I have a lot of favourite books, but Northern Lights is something else. Undoubtedly brilliant, but then I'd read brilliant books by the time it was published when I was 12. It was the right book at the right time, I think, and it's continued to fascinate me ever since. But from the moment I saw the poster at the library made from the original paperback artwork by David Wyatt I was struck with intrigue and enchantment with a text that has continued to be a source of wonder and learning for me ever since.
(I'm a lot more lukewarm towards The Subtle Knife and particularly The Amber Spyglass incidentally. I do adore Lyra's Oxford and Once Upon A Time In The North though).
So I met reacted with something like euphoria to the announcement that The Book Of Dust - even better the first part of a whole TRILOGY of Books Of Dust - is finally to be released this autumn. I immediately wanted to make some art in celebration but have been stumped for a while as to what.
It's possibly surprising that in all my years of both fascination with Northern Lights and with book design I've never really attempted to design a jacket for it before. I've created a lot of fanart for this book and trilogy. Half-finished graphic novel adaptations, tarot arcana, paintings...
But I think my feelings are so big and complex for the book I struggle to engage in the a project that involves boiling it all down to a simple, commercial image.
The other issue is that Northern Lights (or The Golden Compass as it is called in the United States and some other countries) has already had many a very good covers and there's no impetus to didactically recreate what has been already achieved successfully. As I mentioned, the original UK paperback artwork was a huge part of my initial fascination. The original hardback artwork, a beautifully executed illustration of the central 'Alethiometer' plot artifact, was also perfectly imagined and designed. I collect foreign-language editions of the book when I travel and there are a dozen beautiful covers for the book. Most books are lucky to get one.
So I am taking a particular angle on it to allow myself a way in. I'm avoiding the set of imagery that most artists have opted before: protagonist Lyra riding the armoured bear Iorek Byrnisson, or the Alethiometer.

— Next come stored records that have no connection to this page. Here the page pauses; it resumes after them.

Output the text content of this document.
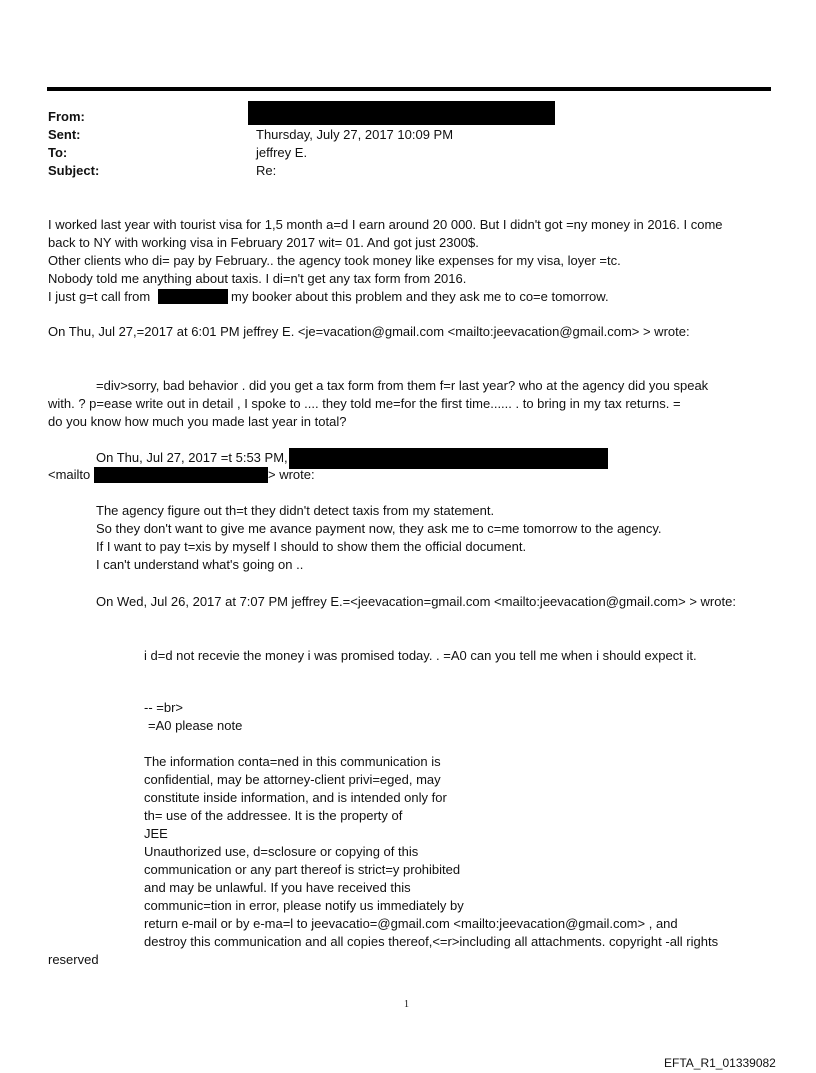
From:
Sent:
To:
Subject:
Thursday, July 27, 2017 10:09 PM
jeffrey E.
Re:
I worked last year with tourist visa for 1,5 month a=d I earn around 20 000. But I didn't got =ny money in 2016. I come
back to NY with working visa in February 2017 wit= 01. And got just 2300$.
Other clients who di= pay by February.. the agency took money like expenses for my visa, loyer =tc.
Nobody told me anything about taxis. I di=n't get any tax form from 2016.
I just g=t call from	my booker about this problem and they ask me to co=e tomorrow.
On Thu, Jul 27,=2017 at 6:01 PM jeffrey E. <je=vacation@gmail.com <mailto:jeevacation@gmail.com> > wrote:
=div>sorry, bad behavior . did you get a tax form from them f=r last year? who at the agency did you speak
with. ? p=ease write out in detail , I spoke to .... they told me=for the first time...... . to bring in my tax returns. =
do you know how much you made last year in total?
On Thu, Jul 27, 2017 =t 5:53 PM,
<mailto	> wrote:
The agency figure out th=t they didn't detect taxis from my statement.
So they don't want to give me avance payment now, they ask me to c=me tomorrow to the agency.
If I want to pay t=xis by myself I should to show them the official document.
I can't understand what's going on ..
On Wed, Jul 26, 2017 at 7:07 PM jeffrey E.=<jeevacation=gmail.com <mailto:jeevacation@gmail.com> > wrote:
i d=d not recevie the money i was promised today. . =A0 can you tell me when i should expect it.
-- =br>
=A0 please note
The information conta=ned in this communication is
confidential, may be attorney-client privi=eged, may
constitute inside information, and is intended only for
th= use of the addressee. It is the property of
JEE
Unauthorized use, d=sclosure or copying of this
communication or any part thereof is strict=y prohibited
and may be unlawful. If you have received this
communic=tion in error, please notify us immediately by
return e-mail or by e-ma=l to jeevacatio=@gmail.com <mailto:jeevacation@gmail.com> , and
destroy this communication and all copies thereof,<=r>including all attachments. copyright -all rights
reserved
1
EFTA_R1_01339082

I've also decided to somewhat follow stylistically in the graphic style I've set down before with my Wolves Of Willoughby Chase cover and my Mortal Engines cover. They're two of my favourite images from my portfolio, and they follow the same rules: a structure illustrated, distorted and stylised to fit a portrait format page; typography inco-orperated in that illustration. The bus-in-the-rain creative I designed for Autumn 2015 and the pirate ship creative I designed for Autumn 2016 follow much the same rules but they take a different approach in using simpler shapes and more of a vector look than a hand-drawn/raster one, appropriate to reproduction at large sizes.
My vision for the Northern Lights cover is far more in line with the Willoughby Chase aesthetic.
In fact I'm tempted to let the third one in this set push the words-on-tall-structures thing towards being a project; to carry on honouring favourite children's books with similarly styled covers/posters. After all, I've noticed before the importance of place in children's fiction. The Academy from Ballet Shoes, Miss Minchin's school from A Little Princess, Green Knowe ... buildings literal and symbolic can be used to express so much about a book.